Charli XCX is moving on from “Brat.” The British pop artist used a surprise Instagram post on Monday, June 1, to announce her seventh studio album, “Music, Fashion, Film,” confirming a July 24 release through Atlantic Records and a lean tracklist of eleven songs running 30 minutes and five seconds. The announcement closes the door on the era that made her a household name and opens one that, on early evidence, sounds considerably rougher around the edges.
“My new album Music, Fashion, Film is out july 24th,” she wrote in the caption, listing the runtime and pointing fans to a pre-order. The economy of the rollout, a single image and a few lines of text, has become a signature for an artist who treats the announcement itself as part of the work.
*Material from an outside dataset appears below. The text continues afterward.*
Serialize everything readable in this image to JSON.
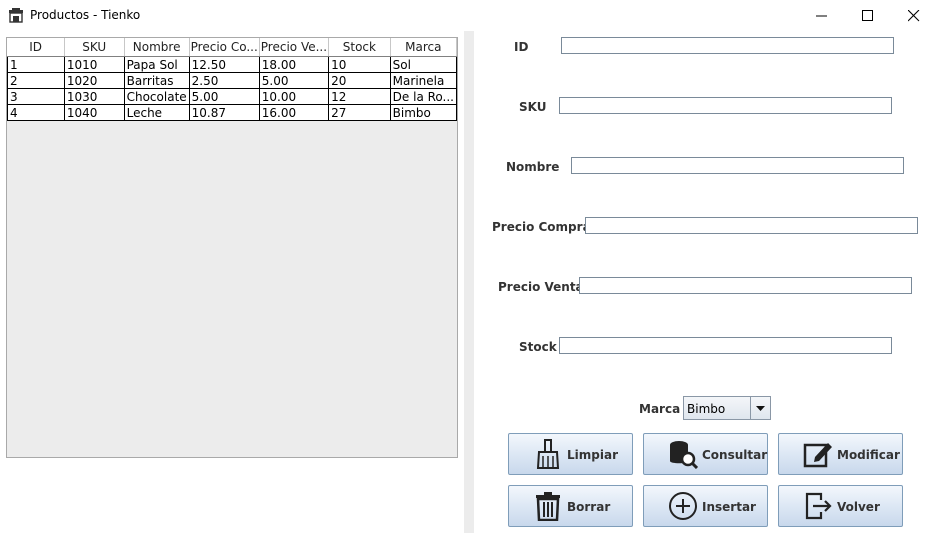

Three Icons, One Statement
The album cover spells out its ambitions. Photographed by frequent collaborator Aidan Zamiri, the black-and-white image gathers three figures who each embody one word in the title: the Velvet Underground’s John Cale for music, designer Marc Jacobs for fashion, and filmmaker Martin Scorsese for film. The portrait reads as a mission statement, locating Charli among artists who refused to stay confined to a single medium.
Cale’s inclusion is more than symbolic. He appeared on “House,” a track from Charli’s “Wuthering Heights” soundtrack released in February 2026 to accompany Emerald Fennell’s film adaptation. That project was one piece of a busy stretch in which Charli scored Fennell’s movie and starred in A24’s “The Moment,” also directed by Zamiri. She told the Berlin Film Festival in February that she planned to keep expanding the bridge between music and cinema, and the cover positions the new album as another step across it.
The Sound of a Pivot
The title comes from a lyric in “SS26,” one of two singles already released from the record. In the song, Charli surveys a world out of options, singing of a runway that leads straight to hell and concluding that “nothing’s gonna save us, not music, fashion or film.” Naming the album after that line gives it a knowing irony, celebrating three art forms while doubting whether any of them can save anyone.
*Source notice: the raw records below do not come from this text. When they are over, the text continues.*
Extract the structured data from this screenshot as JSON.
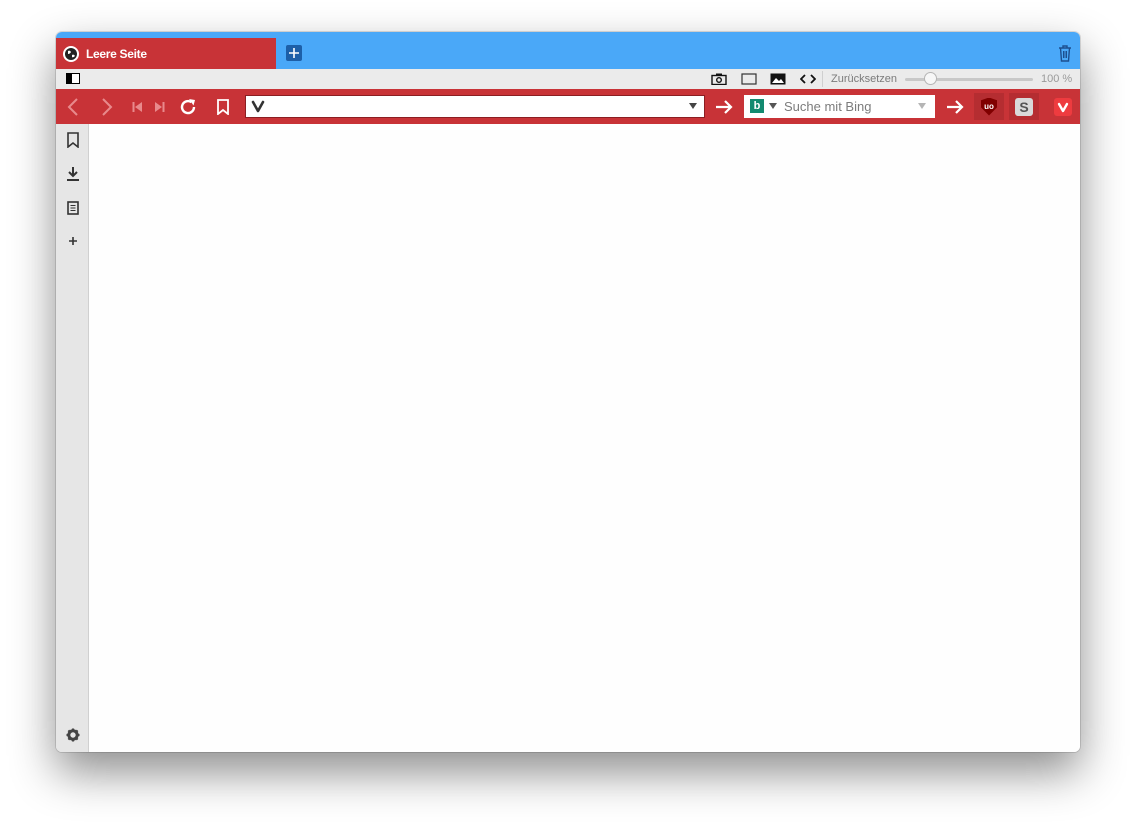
{
  "tabs": [
    {
      "title": "Leere Seite",
      "active": true
    }
  ],
  "address_bar": {
    "url_value": "",
    "search_placeholder": "Suche mit Bing",
    "search_engine": "Bing"
  },
  "status_bar": {
    "zoom_reset_label": "Zurücksetzen",
    "zoom_value": "100 %",
    "zoom_level": 100
  },
  "colors": {
    "tab_bar": "#4aa8f8",
    "accent": "#c83337",
    "bing": "#138a70"
  },
  "icons": {
    "tab_favicon": "globe-icon",
    "new_tab": "plus-icon",
    "trash": "trash-icon",
    "nav": [
      "back-icon",
      "forward-icon",
      "rewind-icon",
      "fast-forward-icon",
      "reload-icon",
      "bookmark-icon"
    ],
    "sidebar": [
      "bookmarks-icon",
      "downloads-icon",
      "notes-icon",
      "add-panel-icon",
      "settings-icon"
    ],
    "extensions": [
      "ublock-icon",
      "s-extension-icon"
    ]
  }
}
Musically, the two released tracks point somewhere new. “SS26” and “Rock Music” both foreground guitar, a clear departure from the synthetic, dance-built textures of “Brat.” On “Rock Music,” Charli delivers the line that set off the speculation: “I think the dancefloor is dead, so now we’re making rock music.” She has since cautioned against taking it at face value, and the distinction is worth holding onto. What the singles suggest is less a defection to rock than a warping of her established palette, guitars pulled into a sound that remains recognizably hers.
A Calculated Risk
The reinvention is the angle the music business will track most closely. “Brat” was a phenomenon in 2024, its acid-green branding spilling out of music and into fashion, advertising, and the broader culture. Following that kind of peak with a sonic left turn is a gamble, the sort that can either widen an artist’s reach or strand the audience a breakthrough assembled.
Charli has cast the change as something she needed creatively rather than commercially. She told Vogue in April that making another dance-leaning record would have felt “really hard, really sad,” and that the worthwhile challenge was bending the possibilities of her own perspective. Her longtime executive producer A.G. Cook backed that up in the same interview, describing the shift as a sincere response to a feeling many people share in 2026 “of there being so much, almost too much.” The compressed runtime reinforces the point: at just over half an hour, “Music, Fashion, Film” is built as a concentrated statement rather than a sprawling one.
Carrying the Album to the Stage
The release slots into a packed summer and connects to a string of festival dates that will test the new material in front of large crowds. Charli is booked for Lollapalooza in Chicago on July 31, Outside Lands in San Francisco on August 7, and Reading and Leeds in the United Kingdom over the August bank holiday weekend. The festival run gives the guitar-forward songs an immediate proving ground, set against a live show shaped by the very sound she now appears to be moving past.
For an artist who defined a cultural moment so completely that its color became shorthand, the instinct to break from it rather than repeat it is the through-line of this announcement. When “Music, Fashion, Film” arrives on July 24, the open question is whether listeners follow Charli into the harder, guitar-streaked territory she is signaling, or whether the dancefloor she pronounced dead turns out to have more life in it than a single lyric allows.